Developers must deal with the additional complexity of creating a distributed system. Developers must implement an inter-process communication mechanism. Implementing use cases that span multiple services without using distributed transactions is difficult. IDEs and other development tools are focused on building monolithic applications and don’t provide explicit support for developing distributed applications. Writing automated tests that involve multiple services is challenging. These are all issues that you don’t have to deal with in a monolithic architecture.

InfoQ: What advice can you give to organizations who want to implement microservices?

Hoogendoorn: Organizations who consider moving to microservices should do this for the right reasons, and not just because it is the biggest hype of the moment. Arguments could for instance include that the current systems are un-maintainable, new technology or platforms need to be incorporated in the systems landscape, or the time-to-market of new features needs to be shortened dramatically. But when you move towards a microservices architecture, please be aware that there is a lot of aspects to take into account.

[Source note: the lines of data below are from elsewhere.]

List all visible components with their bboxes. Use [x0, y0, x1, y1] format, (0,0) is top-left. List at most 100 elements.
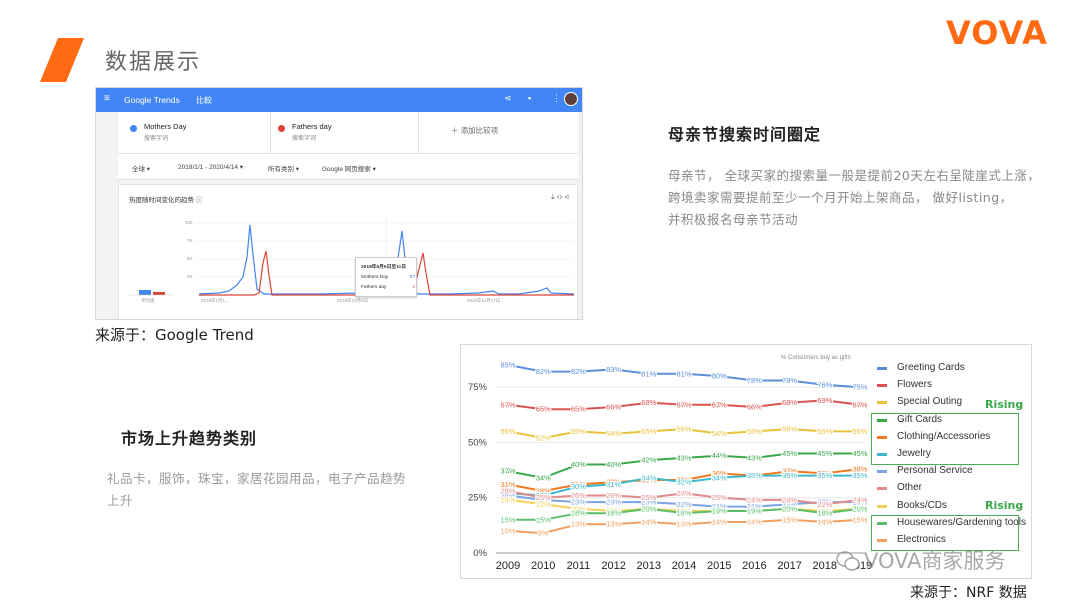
data-label: 35% [747, 471, 762, 480]
legend-label: Electronics [897, 534, 946, 545]
rising-label-top: Rising [985, 398, 1024, 411]
data-label: 66% [747, 403, 762, 412]
card-actions[interactable]: ⤓ ‹› ⋖ [551, 192, 569, 202]
data-label: 65% [536, 405, 551, 414]
data-label: 31% [606, 480, 621, 489]
data-label: 20% [852, 504, 867, 513]
term-fathers-day[interactable]: Fathers day 搜索字词 [278, 120, 418, 146]
data-label: 27% [676, 489, 691, 498]
tooltip-date: 2019年5月5日至11日 [361, 265, 407, 270]
brand-slash-icon [40, 38, 84, 82]
data-label: 45% [817, 449, 832, 458]
legend-label: Jewelry [897, 448, 931, 459]
legend-label: Greeting Cards [897, 362, 965, 373]
data-label: 56% [676, 425, 691, 434]
data-label: 54% [606, 429, 621, 438]
data-label: 67% [852, 400, 867, 409]
data-label: 9% [538, 529, 549, 538]
legend-swatch [877, 487, 887, 491]
data-label: 81% [676, 369, 691, 378]
legend-label: Special Outing [897, 396, 963, 408]
legend-swatch [877, 418, 887, 422]
data-label: 32% [676, 478, 691, 487]
data-label: 14% [747, 518, 762, 527]
data-label: 55% [641, 427, 656, 436]
legend-swatch [877, 453, 887, 456]
data-label: 45% [782, 449, 797, 458]
share-icon[interactable]: ⋖ [504, 93, 512, 104]
x-tick-label: 2012 [601, 560, 625, 572]
term-mothers-day[interactable]: Mothers Day 搜索字词 [130, 120, 270, 146]
term-sub: 搜索字词 [144, 136, 169, 142]
data-label: 15% [536, 515, 551, 524]
data-label: 26% [571, 491, 586, 500]
data-label: 13% [571, 520, 586, 529]
region-filter[interactable]: 全球 ▾ [132, 163, 150, 173]
data-label: 20% [641, 504, 656, 513]
data-label: 30% [571, 482, 586, 491]
data-label: 18% [676, 509, 691, 518]
card-title: 热度随时间变化的趋势 ⓘ [129, 197, 203, 204]
tooltip-term: Fathers day [361, 285, 387, 290]
data-label: 15% [500, 515, 515, 524]
x-tick-label: 2015 [707, 560, 731, 572]
x-tick-label: 2013 [637, 560, 661, 572]
legend-swatch [877, 401, 887, 405]
x-tick-label: 2017 [777, 560, 801, 572]
date-range-filter[interactable]: 2018/1/1 - 2020/4/14 ▾ [178, 163, 243, 171]
x-tick-label: 2009 [496, 560, 520, 572]
data-label: 66% [606, 403, 621, 412]
google-trends-screenshot: ≡ Google Trends 比較 ⋖ ▪ ⋮⋮ Mothers Day 搜索… [95, 87, 583, 320]
y-tick: 50 [187, 256, 193, 261]
legend-label: Other [897, 482, 923, 494]
data-label: 14% [641, 518, 656, 527]
data-label: 78% [747, 376, 762, 385]
legend-swatch [877, 521, 887, 525]
x-tick-label: 2014 [672, 560, 696, 572]
interest-over-time-card: 热度随时间变化的趋势 ⓘ ⤓ ‹› ⋖ 100 75 50 25 平均值 201… [118, 184, 578, 319]
legend-label: Gift Cards [897, 413, 943, 425]
data-label: 15% [782, 515, 797, 524]
menu-icon[interactable]: ≡ [104, 93, 110, 104]
data-label: 82% [536, 367, 551, 376]
trends-top-bar: ≡ Google Trends 比較 ⋖ ▪ ⋮⋮ [96, 88, 582, 112]
term-sub: 搜索字词 [292, 136, 317, 142]
data-label: 19% [712, 506, 727, 515]
description-line: 母亲节， 全球买家的搜索量一般是提前20天左右呈陡崖式上涨， [668, 168, 1041, 183]
feedback-icon[interactable]: ▪ [528, 93, 531, 103]
legend-label: Books/CDs [897, 499, 948, 511]
data-label: 20% [782, 504, 797, 513]
source-filter[interactable]: Google 网页搜索 ▾ [322, 163, 376, 173]
data-label: 85% [500, 361, 515, 370]
legend-swatch [877, 504, 887, 508]
avatar[interactable] [564, 92, 578, 106]
data-label: 76% [817, 380, 832, 389]
data-label: 42% [641, 456, 656, 465]
x-tick-label: 2016 [742, 560, 766, 572]
data-label: 35% [852, 471, 867, 480]
legend-swatch [877, 367, 887, 370]
wechat-icon [836, 551, 860, 571]
data-label: 81% [641, 369, 656, 378]
add-comparison-button[interactable]: ＋ 添加比较项 [451, 125, 498, 136]
x-tick-label: 2018 [813, 560, 837, 572]
divider [270, 112, 271, 154]
data-label: 28% [500, 487, 515, 496]
x-tick: 2019年11月17日 [467, 298, 501, 303]
rising-categories-description: 礼品卡，服饰，珠宝，家居花园用品，电子产品趋势 上升 [107, 468, 427, 512]
data-label: 45% [852, 449, 867, 458]
data-label: 69% [817, 396, 832, 405]
data-label: 55% [571, 427, 586, 436]
data-label: 24% [500, 495, 515, 504]
data-label: 40% [606, 460, 621, 469]
data-label: 25% [641, 493, 656, 502]
data-label: 55% [747, 427, 762, 436]
category-filter[interactable]: 所有类别 ▾ [268, 163, 299, 173]
source-google-trend: 来源于：Google Trend [95, 326, 254, 344]
chart-note: % Consumers buy as gifts [781, 355, 851, 361]
data-label: 35% [782, 471, 797, 480]
data-label: 15% [852, 515, 867, 524]
description-line: 上升 [107, 493, 134, 508]
average-bar-fathers [153, 292, 165, 295]
mothers-day-description: 母亲节， 全球买家的搜索量一般是提前20天左右呈陡崖式上涨， 跨境卖家需要提前至… [668, 165, 1068, 231]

It requires changes to the way you design, build and test software, to the way you set up your deployment pipelines, authorization and authentication, the way teams operate and collaborate – do they build features, or do they own components? – and it even changes the way you interact with your internal and external stakeholders. But most of all, you have to realize that you are moving towards building distributed systems, and that doesn’t make it easier. Sometimes, an alternative is to break down the monoliths using the same design techniques as you would use in microservices, but use them to restructure and modularize you code within the monolith.

Alagarasan suggest to partner with executives and senior leaders to enable the culture change that’s needed to implement microservices:

The goal of microservices is to solve the three most common problems i.e. improve customer experience, highly agile to the new requirements and drive down cost by delivering the business functions as fine grained services. This is not a silver bullet and requires a disciplined platform, where delivering the services in an agile fashion with high quality is possible. (...) This is the first baby step before we can even talk about containerization, cloud adoption etc. (...) Most of the items will drive cultural changes within the organization and cannot be done just by yourself, ensure partnership with your executive and senior leaders.